Our study has some limitations. First, our study took place under real-life conditions and, therefore, not all MRSA, VRE faecium or ESBL-producing Enterobacteriaceae were genotyped. This was done only when an outbreak was suspected. In one hospital, a VRE faecium outbreak took place in the paediatric department, inflating the incidence of patients harbouring VRE faecium. However, even if the patients from the outbreak are not considered in our calculation (one child in 2008 and four in 2009), the overall incidence of co-infected or co-colonised patients has still continuously increased. Furthermore, it cannot be ruled out that other outbreaks occurred but were not identified as such. In our view, the lack of complete typing data is a shortcoming, but our real-life data reflect, nevertheless, the situation which the hospitals have to deal with. Second, we cannot provide data on either the proportion of intensive care unit samples to medical and/or surgical samples nor a breakdown of the body site origin of the isolates. Third, the time period for the definition of co-colonisation or co-infection was a calendar year. Therefore, a patient colonised with MRSA in December and with VRE in January of the next year would not have fulfilled the definition. Fourth, the absence of general admission screening has to be taken into account. It cannot be ruled out that the four hospitals’ screening policies were heterogeneous because the screening policies in the four hospitals were not audited for compliance over time.

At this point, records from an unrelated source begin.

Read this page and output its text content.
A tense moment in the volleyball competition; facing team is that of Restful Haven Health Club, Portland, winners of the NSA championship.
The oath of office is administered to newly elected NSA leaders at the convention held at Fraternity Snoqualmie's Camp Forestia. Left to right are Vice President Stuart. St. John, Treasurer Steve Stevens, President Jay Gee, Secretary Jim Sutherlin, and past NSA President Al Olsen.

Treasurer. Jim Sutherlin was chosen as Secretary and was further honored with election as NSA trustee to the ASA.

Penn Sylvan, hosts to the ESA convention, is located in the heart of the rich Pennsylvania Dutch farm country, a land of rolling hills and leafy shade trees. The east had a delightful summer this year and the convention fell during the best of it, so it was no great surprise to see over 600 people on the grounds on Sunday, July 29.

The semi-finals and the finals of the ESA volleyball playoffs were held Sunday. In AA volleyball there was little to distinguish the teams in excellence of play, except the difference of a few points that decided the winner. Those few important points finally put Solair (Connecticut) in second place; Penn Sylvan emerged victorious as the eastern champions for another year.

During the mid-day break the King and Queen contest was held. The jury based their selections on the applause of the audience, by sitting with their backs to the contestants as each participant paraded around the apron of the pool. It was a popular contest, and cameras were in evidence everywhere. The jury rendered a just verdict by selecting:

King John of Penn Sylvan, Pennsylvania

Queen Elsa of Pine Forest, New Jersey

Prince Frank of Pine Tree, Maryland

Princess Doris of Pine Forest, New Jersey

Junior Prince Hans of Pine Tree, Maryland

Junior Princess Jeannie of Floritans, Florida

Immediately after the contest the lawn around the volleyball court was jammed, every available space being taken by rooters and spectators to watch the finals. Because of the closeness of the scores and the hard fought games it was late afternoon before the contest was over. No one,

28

In conclusion, the burden of patients with co-colonisation or co-infection with MRSA, VRE faecium or ESBL-producing Enterobacteriaceae increased from 2007 to 2009 by 40%. This was especially the case in patients carrying ESBL-producing Enterobacteriaceae. Clinicians can expect to face increasing numbers of patients with co-occurrence of resistant pathogens. Therefore, three points are paramount: prevention of transmission, limiting antibiotic use to curtail the selection and persistence of predominant clones, and developing strategies to influence carriage, especially in the intestinal tract as an important reservoir of antibiotic resistance genes.